Il passe ces mains sur ces bras, c'est un rapide et ça a l'aire de lui plaire, c'est tout ce qui compte. Le jeu de la séduction est en marche, je sais qu'elle est très douée quand elle s'y met. Elle sait comment faire, elle a sut comment s'amuser avant.
POV Emma
Ma peau frissonne alors qu'il caresse mes bras. C'est fou ce qu'il peut me faire de l'effet et j'ai l'impression que c'est réciproque car dans ces yeux, je peux voir une étincelle qui ne semble danser que pour moi. Il passe sa langue sur ces lèvres, durant un court instant, je ne peux détacher mon regard de ce geste. J'ai envie de le goûter, de me laisser aller.
Son sourire m'a fait littéralement craquer, c'est un véritable appel à la luxure, je dois dire que j'ai très envie de répondre à cet appel. Sa main remonte le long de mon bras pour arriver jusqu'à mon cou qu'il saisit fermement. Mon corps le veux, c'est indéniable. J'ai l'impression que ça fait une éternité que je n'ai pas vibrée de la sorte, que je ne me suis pas sentis m'enflammer comme ça.
Son souffle caresse mes lèvres, il est si proche et en même temps tellement loin, encore trop loin. Il n'y a que quelques centimètres à briser, ces hanches continuent d'onduler contre les miennes. Il se frotte lascivement contre moi, électrisant chaque partie de mon corps qui en réclame déjà d'avantage.
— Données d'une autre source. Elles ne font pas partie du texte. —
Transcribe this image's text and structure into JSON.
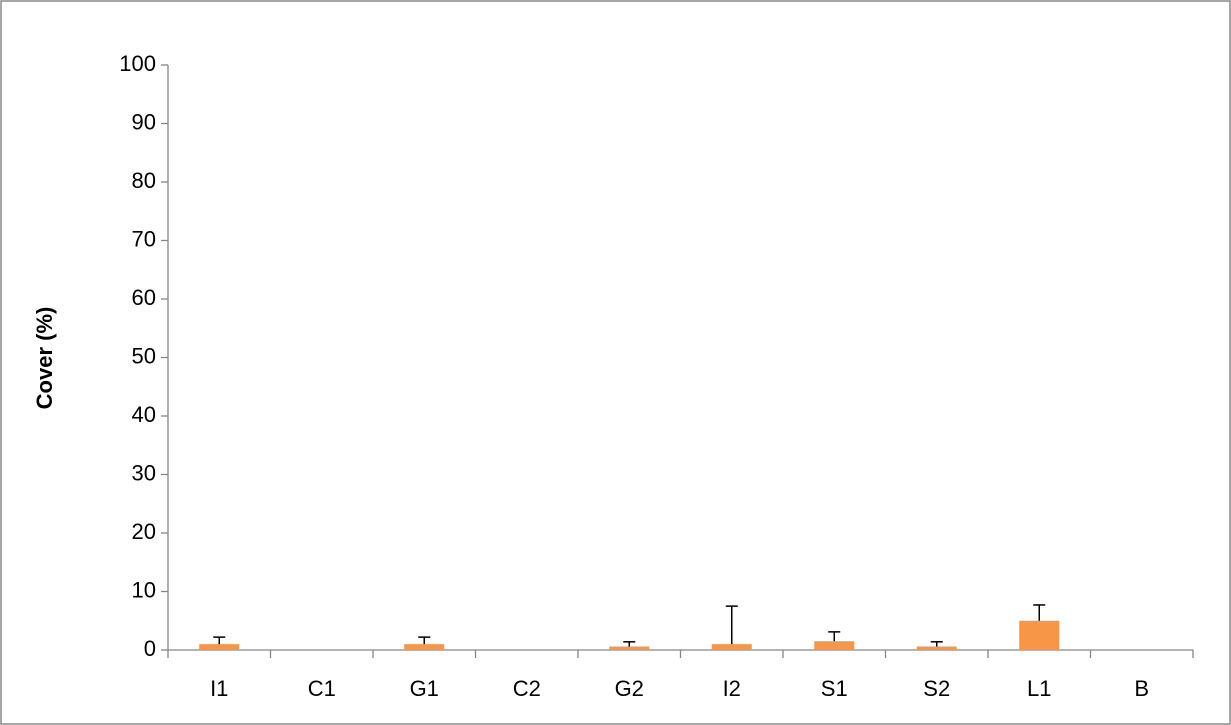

Je resserre ma prise autour de son cou, nous rapprochant encore un peu plus si c'est possible et enfin, il brise cette fine distance. Ces lèvres couvrent les miennes et cette chaleur, cette ardeur, me fait légèrement gémir. C'est tellement bon, bien plus que dans mes souvenirs. Sa langue me demande un accès que je lui offre sans la moindre hésitation
Nos lèvres bougent, nos langues se caressent alors qu'une de ces mains vient se mêler à mes cheveux. Il sait s'y faire c'est indéniable. Il est vraiment doué et au fond de moi, j'espère que ces talents ne s'arrêtent pas à ce domaine.
- Tu veux continuer à danser, ou je peux t'offrir un verre ?
- Ça dépend d'où tu comptes m'offrir ce verre.